В моногородах из зоны риска (а в Хакасии это наиболее крупные города) более высокий уровень жизни, помимо градообразующих предприятий развит малый и средний бизнес, рынок труда сам по себе более подвижный, но и конкуренция тоже выше. Несмотря на это, значительная часть населения ездит на работу в соседние населенные пункты (маятниковая трудовая миграция), также существенна доля и работающих вахтовым методом в других регионах. Вместе с тем жители этих монотерриторий отличаются более активной жизненной позицией. У них меньше выражены протестные настроения, больше позитивных ожиданий будущего. Возможно, это связано с более привлекательными условиями жизни: наличием развитой инфраструктуры, широкими возможностями для досуга, разнообразной сферой услуг и т.д., поэтому социальные настроения в целом более оптимистичные.
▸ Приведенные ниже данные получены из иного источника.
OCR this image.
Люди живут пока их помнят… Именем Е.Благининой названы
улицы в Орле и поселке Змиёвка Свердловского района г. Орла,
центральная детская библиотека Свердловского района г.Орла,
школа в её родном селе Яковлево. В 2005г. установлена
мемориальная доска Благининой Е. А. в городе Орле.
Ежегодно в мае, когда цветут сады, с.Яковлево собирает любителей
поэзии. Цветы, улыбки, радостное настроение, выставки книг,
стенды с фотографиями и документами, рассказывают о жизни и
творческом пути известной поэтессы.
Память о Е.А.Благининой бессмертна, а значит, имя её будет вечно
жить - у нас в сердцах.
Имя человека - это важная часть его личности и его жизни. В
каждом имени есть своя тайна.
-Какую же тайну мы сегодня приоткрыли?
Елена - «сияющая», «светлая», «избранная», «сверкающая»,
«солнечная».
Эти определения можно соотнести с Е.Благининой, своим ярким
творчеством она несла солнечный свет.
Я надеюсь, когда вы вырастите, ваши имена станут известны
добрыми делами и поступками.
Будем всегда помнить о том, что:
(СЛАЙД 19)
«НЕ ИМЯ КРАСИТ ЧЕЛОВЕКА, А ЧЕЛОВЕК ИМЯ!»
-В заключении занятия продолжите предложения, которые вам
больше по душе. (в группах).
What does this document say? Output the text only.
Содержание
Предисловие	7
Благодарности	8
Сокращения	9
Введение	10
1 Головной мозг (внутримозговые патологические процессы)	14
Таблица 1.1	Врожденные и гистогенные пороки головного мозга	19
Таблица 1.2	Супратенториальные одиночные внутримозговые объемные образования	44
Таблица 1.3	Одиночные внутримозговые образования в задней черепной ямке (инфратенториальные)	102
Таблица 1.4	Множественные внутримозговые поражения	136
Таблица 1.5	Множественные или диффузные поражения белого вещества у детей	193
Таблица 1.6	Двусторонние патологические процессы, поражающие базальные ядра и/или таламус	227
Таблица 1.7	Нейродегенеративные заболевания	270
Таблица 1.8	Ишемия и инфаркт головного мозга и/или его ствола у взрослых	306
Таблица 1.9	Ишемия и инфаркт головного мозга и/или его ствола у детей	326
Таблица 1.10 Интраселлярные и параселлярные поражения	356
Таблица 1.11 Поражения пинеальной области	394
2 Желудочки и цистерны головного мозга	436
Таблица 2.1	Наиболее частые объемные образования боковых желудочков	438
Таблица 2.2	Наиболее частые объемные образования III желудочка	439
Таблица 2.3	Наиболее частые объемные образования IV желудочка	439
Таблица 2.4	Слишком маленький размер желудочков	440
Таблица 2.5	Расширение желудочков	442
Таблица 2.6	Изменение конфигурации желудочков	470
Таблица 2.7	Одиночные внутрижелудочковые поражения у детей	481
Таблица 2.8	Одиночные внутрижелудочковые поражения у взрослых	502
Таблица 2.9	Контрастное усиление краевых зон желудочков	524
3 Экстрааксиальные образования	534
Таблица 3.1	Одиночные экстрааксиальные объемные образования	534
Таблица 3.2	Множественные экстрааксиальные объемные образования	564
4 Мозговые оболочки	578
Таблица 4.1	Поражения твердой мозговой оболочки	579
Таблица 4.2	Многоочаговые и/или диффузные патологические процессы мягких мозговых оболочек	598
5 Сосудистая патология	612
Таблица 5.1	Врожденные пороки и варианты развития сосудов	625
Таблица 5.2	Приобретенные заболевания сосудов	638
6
В моногородах с наиболее сложным социально-экономическим положением социальные настроения более напряженные. Об этом можно судить по низкой удовлетворенности, негативным оценкам, отсутствию перспектив улучшения жизни. Кроме того, у жителей этих монотерриторий больше выражена так называемая иждивенческая психология, что проявляется в ожидании помощи со стороны государства. Конечно, в целом уровень протестных настроений не критически высокий, но с учетом сложного социально-экономического положения населения этих монотерриторий вероятность их усиления есть. Почти половина опрошенных в этих городах (48,4 %) находится на грани бедности (им хватает денег только на питание). Поэтому в целом можно считать, что поставленная в начале исследования гипотеза подтвердилась: действительно, в моногородах с наиболее сложным экономическим положением социальные настроения более упадочные.

Однако, как показали результаты, более существенное влияние на социальное настроение оказывают не количественные показатели уровня жизни (наличие работы, уровень дохода), а субъективные оценки своей жизни (ощущение счастья, удовлетворенность, надежда на лучшее). Этот факт свидетельствует о важности не-экономических механизмов регулирования факторов социальной напряженности, которые могут быть более эффективными, особенно в кризисное время.

Выражение признательности

Работа выполнена при финансовой поддержке РФФИ (проект «Социальные проблемы моногородов Хакасии: факторы, динамика, поиск решений», грант № 19-49-190001 р_а).

Список литературы

Андреев С.Ю. Анализ социального самочувствия сельских жителей Краснодарского края // Политематический сетевой электронный научный журнал Кубанского государственного аграрного университета (Научный журнал КубГАУ). 2007. № 30(6). С. 47–58. URL: http://ej.kubagro.ru/2007/06/pdf/13.pdf (дата обращения: 12.10.2021).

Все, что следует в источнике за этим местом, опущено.